Exposition de l’artiste sino-canadien au musée Cernuschi de Paris
Le musée Cernuschi situé à l’orée du parc Monceau à Paris et qui doit son nom à Henri Cernuschi, grand collectionneur de la fin du XIXème siècle, est célèbre pour ses chefs-d’œuvre d’art asiatique, des origines au XIVème siècle.
Réputé aussi pour son ouverture sur le monde moderne, il propose régulièrement des expositions d’artistes actuels et des échanges entre la tradition picturale asiatique et l’art contemporain. Il présente ainsi jusqu’à la fin de l’année, les œuvres de Chan Ky-Yut, peintre sino-canadien à la renommée internationale.
Chan Ky-Yut est né en Chine à Canton en 1940. Il vit et travaille actuellement à Ottawa. Petit, les leçons de peinture de son grand-père, un médecin lettré, l’initient à la calligraphie, sa gestuelle et sa poésie. Plus tard, son parcours universitaire dédié à la littérature chinoise classique l’amène à découvrir la spiritualité du taoïsme, le zen et la méditation tibétaine. Les fondements de son exploration picturale sont ainsi posés. Il quitte la Chine dans les années 70 pour s’établir au Canada. Là, confronté aux mouvements artistiques nord-américains, il élargit sa technique à différents supports et matériaux. Délaissant la figuration narrative, il élabore un nouveau langage, synthèse originale de la tradition picturale chinoise et de l’art occidental contemporain. Ainsi verront le jour des toiles très équilibrées mêlant peinture et calligraphie, et des champs colorés ornés d’une respiration d’encre noire et d’indices discrets rappelant la Chine antique. Dans les années 90, il revient au texte en illustrant poèmes et manuscrits d’artistes. Poésie et peinture, écrit et couleur, deviennent alors les maîtres mots de l’art de Chan Ky-Yut.
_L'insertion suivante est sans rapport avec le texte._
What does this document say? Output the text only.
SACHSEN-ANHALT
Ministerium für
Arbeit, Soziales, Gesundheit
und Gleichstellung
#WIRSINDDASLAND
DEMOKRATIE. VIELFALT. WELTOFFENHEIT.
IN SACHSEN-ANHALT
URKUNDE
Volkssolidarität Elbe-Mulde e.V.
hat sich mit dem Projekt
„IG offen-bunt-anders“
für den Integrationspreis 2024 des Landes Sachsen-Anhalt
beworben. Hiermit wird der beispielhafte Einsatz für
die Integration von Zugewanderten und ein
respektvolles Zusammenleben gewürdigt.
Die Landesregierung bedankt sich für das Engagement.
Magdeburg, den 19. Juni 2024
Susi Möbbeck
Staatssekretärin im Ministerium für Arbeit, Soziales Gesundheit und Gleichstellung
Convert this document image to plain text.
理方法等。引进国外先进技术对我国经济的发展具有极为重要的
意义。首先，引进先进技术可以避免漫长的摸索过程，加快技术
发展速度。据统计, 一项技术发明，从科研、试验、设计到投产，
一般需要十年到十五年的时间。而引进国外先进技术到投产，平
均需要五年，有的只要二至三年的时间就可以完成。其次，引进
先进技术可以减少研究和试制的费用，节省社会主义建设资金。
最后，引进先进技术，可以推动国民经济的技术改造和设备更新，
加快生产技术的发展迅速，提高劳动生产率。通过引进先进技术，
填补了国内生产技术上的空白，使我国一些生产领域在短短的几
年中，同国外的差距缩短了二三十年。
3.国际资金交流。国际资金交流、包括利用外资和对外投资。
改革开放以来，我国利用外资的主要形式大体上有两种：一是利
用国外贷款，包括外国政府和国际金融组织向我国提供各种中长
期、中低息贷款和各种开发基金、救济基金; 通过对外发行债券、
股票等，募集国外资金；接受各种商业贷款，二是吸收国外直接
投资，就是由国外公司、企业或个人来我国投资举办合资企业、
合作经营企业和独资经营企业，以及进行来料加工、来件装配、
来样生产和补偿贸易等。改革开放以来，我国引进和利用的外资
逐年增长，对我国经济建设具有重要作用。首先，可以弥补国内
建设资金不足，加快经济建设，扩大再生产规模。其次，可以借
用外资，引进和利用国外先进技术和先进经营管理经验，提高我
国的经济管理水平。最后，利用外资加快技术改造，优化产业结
Et ce sont ces maîtres mots qui définissent aussi en filigrane l’exposition parisienne du musée Cernuschi. Y sont présentées principalement des œuvres de grand format qui frappe le spectateur par la force qu’elles dégagent. Force du geste et liberté des couleurs qui contrastent avec le blanc du papier (explosion de rose, violet, rouge, jaune…et encre noire). Autorité du travail accompli qui entraîne avec énergie à l’intérieur de l’œuvre, au plus intime, là où se comprend et se partage le geste créateur. Mais aussi, attraction de la toile et maîtrise d’un temps suspendu propre à l’artiste. Tel est l’univers proposé par Chan Ky-Yut, héritier d’une tradition, entre calligraphie et poésie, qu’il explore et renouvelle grâce à ses "voix visibles".

POST-SCRIPTUM : Exposition "Chan Ky-Yut – Voix visibles", musée Cernuschi à Paris jusqu’au 30 décembre 2007.